Online hotel reservation

Hotel description

Silver Sands Beach Hotel, Protaras, Cyprus

Silver Sands Beach Hotel is a family hotel on one of the best sandy beaches in Cyprus in the heart of Protaras. The hotel is ideal for lovers of water sports (windsurfing, skiing, boating, parasailing). Near the complex there are many bars, shops and entertainment. The distance from Gesitkale International Airport is 38 km (approximately 35 minutes drive).

Rooms include 264 guest rooms of different levels of comfort with side or frontal sea views. Meals are buffet style at the main cafe serving breakfast, lunch, dinner and international snacks. There are several bars on site with local alcoholic and non-alcoholic drinks, tea, coffee, ice cream and desserts.

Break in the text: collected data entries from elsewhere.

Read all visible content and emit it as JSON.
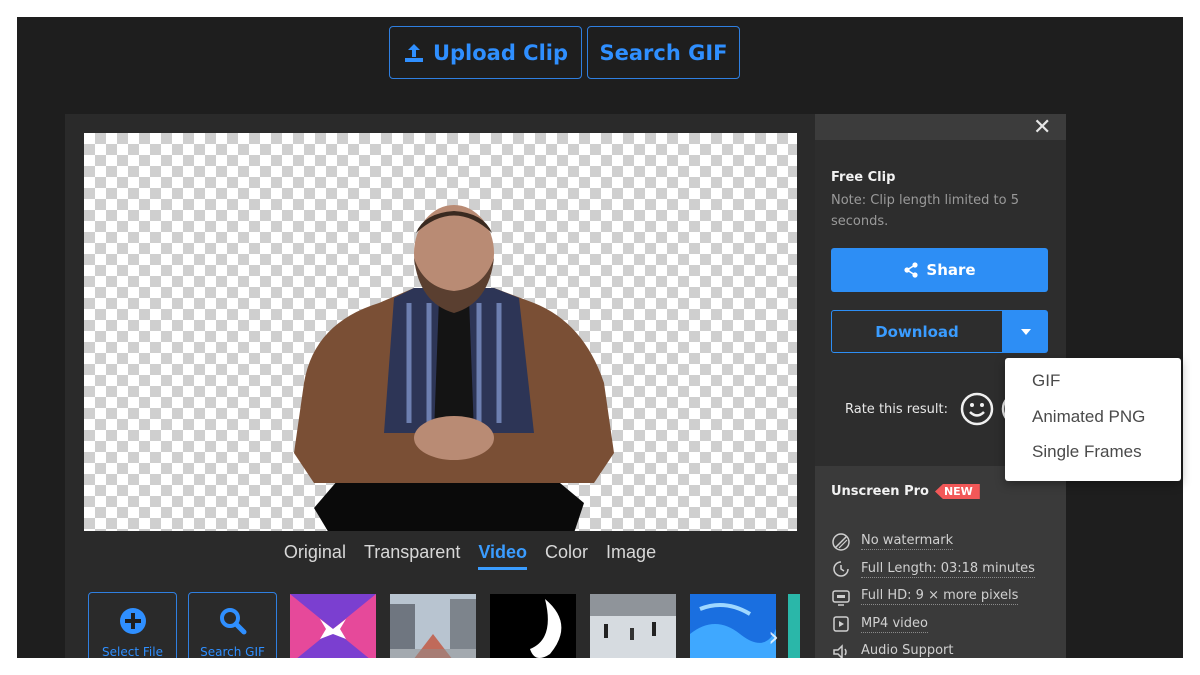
{
  "header": {
    "upload_label": "Upload Clip",
    "search_gif_label": "Search GIF"
  },
  "view_tabs": [
    {
      "label": "Original",
      "active": false
    },
    {
      "label": "Transparent",
      "active": false
    },
    {
      "label": "Video",
      "active": true
    },
    {
      "label": "Color",
      "active": false
    },
    {
      "label": "Image",
      "active": false
    }
  ],
  "thumb_strip": {
    "select_file_label": "Select File",
    "search_gif_label": "Search GIF"
  },
  "sidebar": {
    "free_title": "Free Clip",
    "free_note": "Note: Clip length limited to 5 seconds.",
    "share_label": "Share",
    "download_label": "Download",
    "rate_label": "Rate this result:",
    "pro_title": "Unscreen Pro",
    "new_badge": "NEW",
    "features": [
      {
        "label": "No watermark",
        "icon": "no-watermark-icon"
      },
      {
        "label": "Full Length: 03:18 minutes",
        "icon": "clock-icon"
      },
      {
        "label": "Full HD: 9 × more pixels",
        "icon": "hd-icon"
      },
      {
        "label": "MP4 video",
        "icon": "play-icon"
      },
      {
        "label": "Audio Support",
        "icon": "speaker-icon"
      }
    ]
  },
  "download_menu": {
    "items": [
      "GIF",
      "Animated PNG",
      "Single Frames"
    ]
  },
  "colors": {
    "accent": "#2d8ef5",
    "background": "#1e1e1e",
    "badge": "#f25858"
  }
}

The complex is located on the first coastline, 200 meters from the beach with crystal clear water and golden sand. Guests can play tennis on the court. The gym is open daily. After exercising, you can relax in the sauna. For children there is a shallow pool and a playground. The hotel offers a daytime and evening entertainment program, invites live music. Silver Sands Beach Hotel is ideal for couples of all ages and families with children.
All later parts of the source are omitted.